At 4am ET early Wednesday morning, this official list of the number of Ohio provisional ballots by county does not have anything listed for Cuyahoga County.

Assuming that there is no way to manufacture new provisional ballots in the next few hours, it appears that Americans were lucky this time that the results in Florida and Ohio were not close. At 4am Wednesday, with 100% of the Ohio precincts reporting, Bush leads Ohio by 145,000 votes (51.1% to 48.4%)–very different from the effective tie in Florida in 2000 (just a few hundred votes difference then). People were so strongly expecting a razor thin result in Ohio that they haven’t yet fully adjusted to the fact that it wasn’t too close. Wins by more than 2% are completely ordinary and–absent special evidence that I am not privy to–not the sort of situation that should merit special scrutiny.

If I were Kerry, I would wait to see how many provisional ballots there are in Ohio (just to be reasonably cautious), assess whether Bush won any one of Iowa, Nevada, or New Mexico, and then make a quick decision. By the way, as I go to bed, Bush is leading by 3% in Nevada with 100% of the precincts reporting (and CNN just called Nevada for Bush).

UPDATE (4:40am Wed.): In just the last 45 minutes, almost half of the missing counties have added counts of provisional ballots, raising the total from 76,000 to 110,000.

2d UPDATE (4:50am): The official Ohio website shows a 134,000 vote difference between Bush and Kerry.

3d UPDATE (5:25am): The Ohio website still has 10 counties outstanding, but Cuyahoga has come through with a plausible number of provisional ballots. The total is now 135,000 but is likely to stay low enough that a Kerry concession on Wednesday is likely–perhaps with the slightest of reservations on his part just in case the count comes out shockingly in his favor.

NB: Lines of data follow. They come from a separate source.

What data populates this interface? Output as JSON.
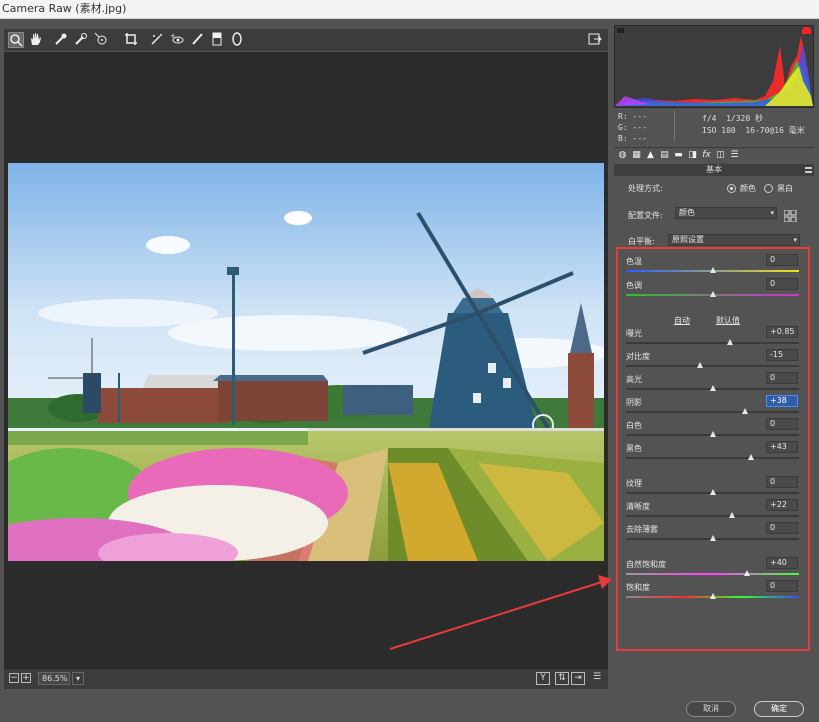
{
  "window": {
    "title": "Camera Raw (素材.jpg)"
  },
  "toolbar": {
    "tools": [
      "zoom-tool",
      "hand-tool",
      "white-balance-tool",
      "color-sampler-tool",
      "targeted-adjustment-tool",
      "crop-tool",
      "straighten-tool",
      "spot-removal-tool",
      "red-eye-removal-tool",
      "adjustment-brush",
      "graduated-filter",
      "radial-filter"
    ],
    "open_prefs": "export-icon"
  },
  "readout": {
    "r_label": "R:",
    "g_label": "G:",
    "b_label": "B:",
    "r_val": "---",
    "g_val": "---",
    "b_val": "---",
    "aperture": "f/4",
    "shutter": "1/320 秒",
    "iso": "ISO 100",
    "lens": "16-70@16 毫米"
  },
  "panel": {
    "section_title": "基本",
    "process_label": "处理方式:",
    "process_color": "颜色",
    "process_bw": "黑白",
    "profile_label": "配置文件:",
    "profile_value": "颜色",
    "wb_label": "白平衡:",
    "wb_value": "原照设置",
    "auto_link": "自动",
    "default_link": "默认值"
  },
  "sliders": [
    {
      "label": "色温",
      "value": "0",
      "pos": 0.5
    },
    {
      "label": "色调",
      "value": "0",
      "pos": 0.5
    },
    {
      "label": "曝光",
      "value": "+0.85",
      "pos": 0.6
    },
    {
      "label": "对比度",
      "value": "-15",
      "pos": 0.43
    },
    {
      "label": "高光",
      "value": "0",
      "pos": 0.5
    },
    {
      "label": "阴影",
      "value": "+38",
      "pos": 0.69
    },
    {
      "label": "白色",
      "value": "0",
      "pos": 0.5
    },
    {
      "label": "黑色",
      "value": "+43",
      "pos": 0.72
    },
    {
      "label": "纹理",
      "value": "0",
      "pos": 0.5
    },
    {
      "label": "清晰度",
      "value": "+22",
      "pos": 0.61
    },
    {
      "label": "去除薄雾",
      "value": "0",
      "pos": 0.5
    },
    {
      "label": "自然饱和度",
      "value": "+40",
      "pos": 0.7
    },
    {
      "label": "饱和度",
      "value": "0",
      "pos": 0.5
    }
  ],
  "zoom": {
    "value": "86.5%"
  },
  "buttons": {
    "cancel": "取消",
    "ok": "确定"
  },
  "colors": {
    "annotation": "#e83b3b",
    "focus": "#4a8cff"
  }
}
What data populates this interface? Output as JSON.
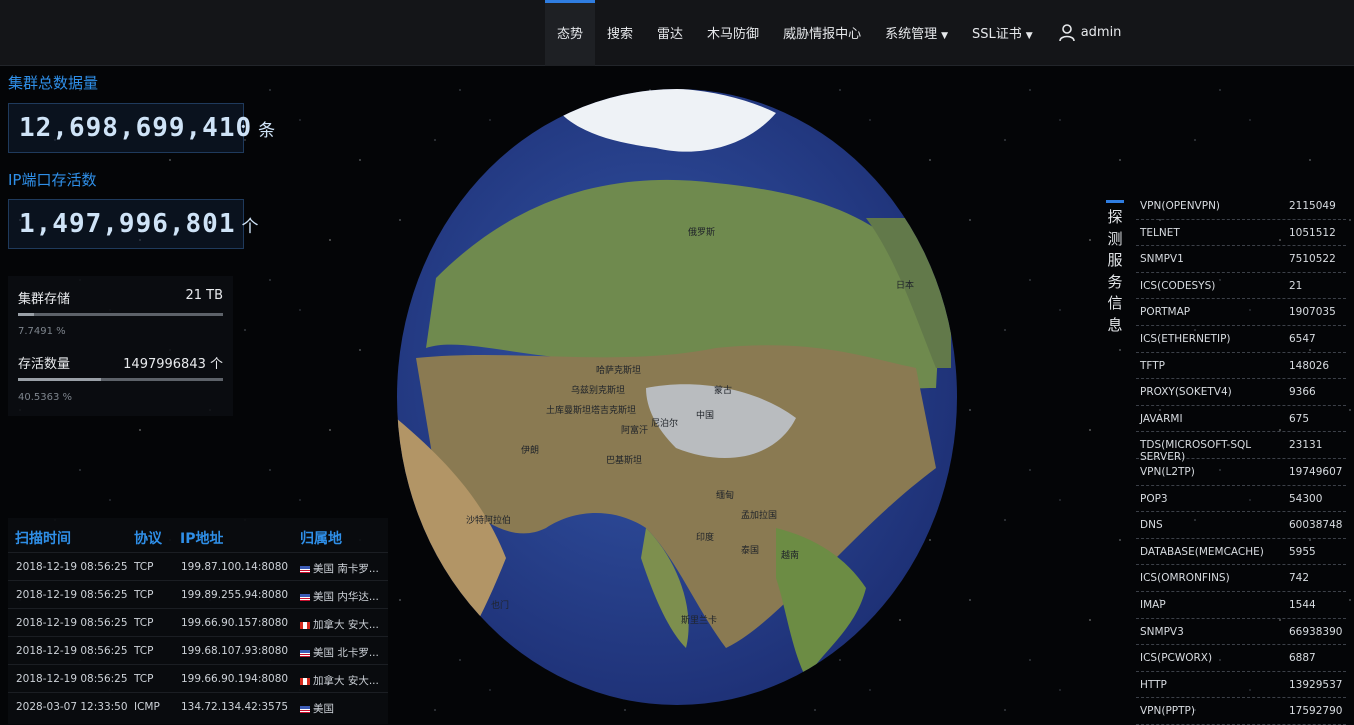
{
  "nav": {
    "items": [
      "态势",
      "搜索",
      "雷达",
      "木马防御",
      "威胁情报中心"
    ],
    "dropdowns": [
      "系统管理",
      "SSL证书"
    ],
    "user": "admin",
    "accent_color": "#2f7de1"
  },
  "stats": {
    "total_title": "集群总数据量",
    "total_value": "12,698,699,410",
    "total_unit": "条",
    "alive_title": "IP端口存活数",
    "alive_value": "1,497,996,801",
    "alive_unit": "个"
  },
  "storage": {
    "storage_label": "集群存储",
    "storage_value": "21 TB",
    "storage_pct": "7.7491 %",
    "storage_fraction": 0.077491,
    "alive_label": "存活数量",
    "alive_value": "1497996843 个",
    "alive_pct": "40.5363 %",
    "alive_fraction": 0.405363
  },
  "scan_table": {
    "headers": [
      "扫描时间",
      "协议",
      "IP地址",
      "归属地"
    ],
    "rows": [
      {
        "time": "2018-12-19 08:56:25",
        "proto": "TCP",
        "ip": "199.87.100.14:8080",
        "flag": "us",
        "loc": "美国 南卡罗..."
      },
      {
        "time": "2018-12-19 08:56:25",
        "proto": "TCP",
        "ip": "199.89.255.94:8080",
        "flag": "us",
        "loc": "美国 内华达..."
      },
      {
        "time": "2018-12-19 08:56:25",
        "proto": "TCP",
        "ip": "199.66.90.157:8080",
        "flag": "ca",
        "loc": "加拿大 安大..."
      },
      {
        "time": "2018-12-19 08:56:25",
        "proto": "TCP",
        "ip": "199.68.107.93:8080",
        "flag": "us",
        "loc": "美国 北卡罗..."
      },
      {
        "time": "2018-12-19 08:56:25",
        "proto": "TCP",
        "ip": "199.66.90.194:8080",
        "flag": "ca",
        "loc": "加拿大 安大..."
      },
      {
        "time": "2028-03-07 12:33:50",
        "proto": "ICMP",
        "ip": "134.72.134.42:3575",
        "flag": "us",
        "loc": "美国"
      }
    ]
  },
  "globe": {
    "labels": [
      "俄罗斯",
      "蒙古",
      "中国",
      "日本",
      "印度",
      "哈萨克斯坦",
      "乌兹别克斯坦",
      "土库曼斯坦",
      "阿富汗",
      "巴基斯坦",
      "伊朗",
      "沙特阿拉伯",
      "也门",
      "尼泊尔",
      "缅甸",
      "泰国",
      "越南",
      "斯里兰卡",
      "孟加拉国",
      "塔吉克斯坦"
    ]
  },
  "side_tab": {
    "chars": [
      "探",
      "测",
      "服",
      "务",
      "信",
      "息"
    ]
  },
  "services": [
    {
      "name": "VPN(OPENVPN)",
      "count": "2115049"
    },
    {
      "name": "TELNET",
      "count": "1051512"
    },
    {
      "name": "SNMPV1",
      "count": "7510522"
    },
    {
      "name": "ICS(CODESYS)",
      "count": "21"
    },
    {
      "name": "PORTMAP",
      "count": "1907035"
    },
    {
      "name": "ICS(ETHERNETIP)",
      "count": "6547"
    },
    {
      "name": "TFTP",
      "count": "148026"
    },
    {
      "name": "PROXY(SOKETV4)",
      "count": "9366"
    },
    {
      "name": "JAVARMI",
      "count": "675"
    },
    {
      "name": "TDS(MICROSOFT-SQL SERVER)",
      "count": "23131"
    },
    {
      "name": "VPN(L2TP)",
      "count": "19749607"
    },
    {
      "name": "POP3",
      "count": "54300"
    },
    {
      "name": "DNS",
      "count": "60038748"
    },
    {
      "name": "DATABASE(MEMCACHE)",
      "count": "5955"
    },
    {
      "name": "ICS(OMRONFINS)",
      "count": "742"
    },
    {
      "name": "IMAP",
      "count": "1544"
    },
    {
      "name": "SNMPV3",
      "count": "66938390"
    },
    {
      "name": "ICS(PCWORX)",
      "count": "6887"
    },
    {
      "name": "HTTP",
      "count": "13929537"
    },
    {
      "name": "VPN(PPTP)",
      "count": "17592790"
    }
  ]
}
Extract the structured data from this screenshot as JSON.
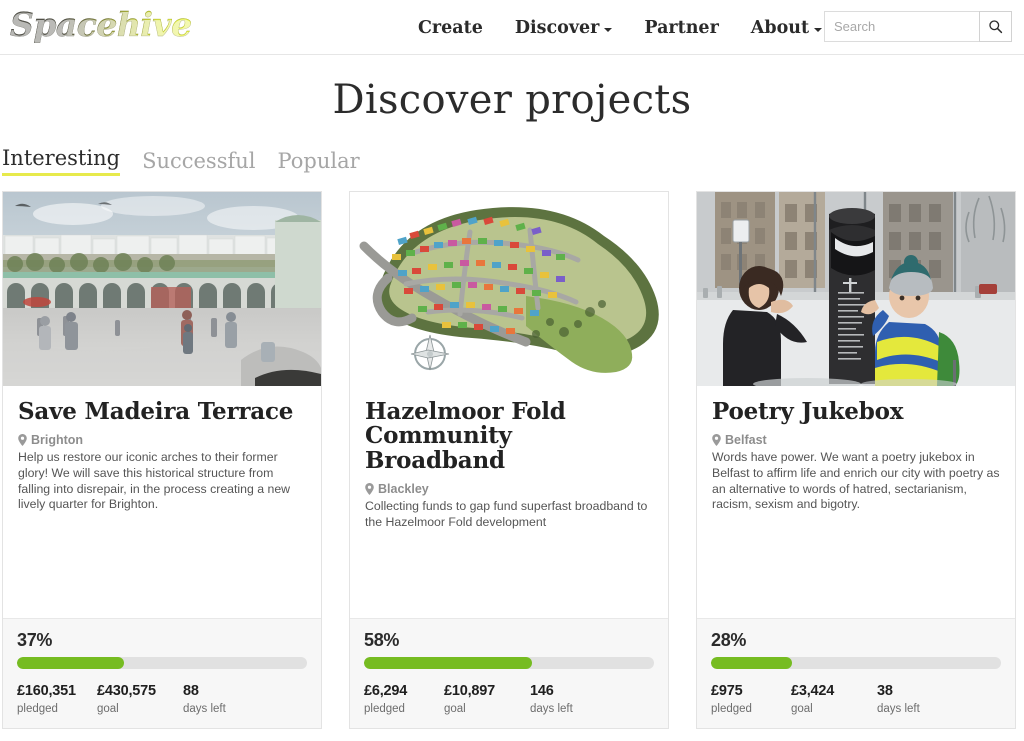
{
  "header": {
    "logo_text": "Spacehive",
    "nav": [
      {
        "label": "Create",
        "has_dropdown": false
      },
      {
        "label": "Discover",
        "has_dropdown": true
      },
      {
        "label": "Partner",
        "has_dropdown": false
      },
      {
        "label": "About",
        "has_dropdown": true
      }
    ],
    "search": {
      "placeholder": "Search",
      "value": "",
      "button_icon": "search-icon"
    }
  },
  "page": {
    "title": "Discover projects",
    "tabs": [
      {
        "label": "Interesting",
        "active": true
      },
      {
        "label": "Successful",
        "active": false
      },
      {
        "label": "Popular",
        "active": false
      }
    ],
    "accent_color": "#e7ea4c",
    "progress_color": "#76bc21"
  },
  "projects": [
    {
      "title": "Save Madeira Terrace",
      "location": "Brighton",
      "location_icon": "map-pin-icon",
      "description": "Help us restore our iconic arches to their former glory! We will save this historical structure from falling into disrepair, in the process creating a new lively quarter for Brighton.",
      "percent_label": "37%",
      "percent_value": 37,
      "pledged": "£160,351",
      "pledged_label": "pledged",
      "goal": "£430,575",
      "goal_label": "goal",
      "days": "88",
      "days_label": "days left",
      "image_alt": "seafront promenade arches architectural rendering"
    },
    {
      "title": "Hazelmoor Fold Community Broadband",
      "location": "Blackley",
      "location_icon": "map-pin-icon",
      "description": "Collecting funds to gap fund superfast broadband to the Hazelmoor Fold development",
      "percent_label": "58%",
      "percent_value": 58,
      "pledged": "£6,294",
      "pledged_label": "pledged",
      "goal": "£10,897",
      "goal_label": "goal",
      "days": "146",
      "days_label": "days left",
      "image_alt": "aerial site plan of housing development with compass rose"
    },
    {
      "title": "Poetry Jukebox",
      "location": "Belfast",
      "location_icon": "map-pin-icon",
      "description": "Words have power. We want a poetry jukebox in Belfast to affirm life and enrich our city with poetry as an alternative to words of hatred, sectarianism, racism, sexism and bigotry.",
      "percent_label": "28%",
      "percent_value": 28,
      "pledged": "£975",
      "pledged_label": "pledged",
      "goal": "£3,424",
      "goal_label": "goal",
      "days": "38",
      "days_label": "days left",
      "image_alt": "woman and child listening to dark cylindrical poetry jukebox in snow"
    }
  ]
}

4th UPDATE (11:35am): Kerry has conceded and the reporters (particularly Jim Acosta of CBS, whom I am watching right now) are saying that they are hearing that the Kerry camp’s analysis was essentially the same as what I was saying last night. Unlike Hugh Hewitt, I don’t at all fault Kerry for waiting to see how many provisional votes there were in Ohio. But, as is being reported, Kerry determined that the existing difference in Ohio was just too steep to be overcome. Kudos to Kerry.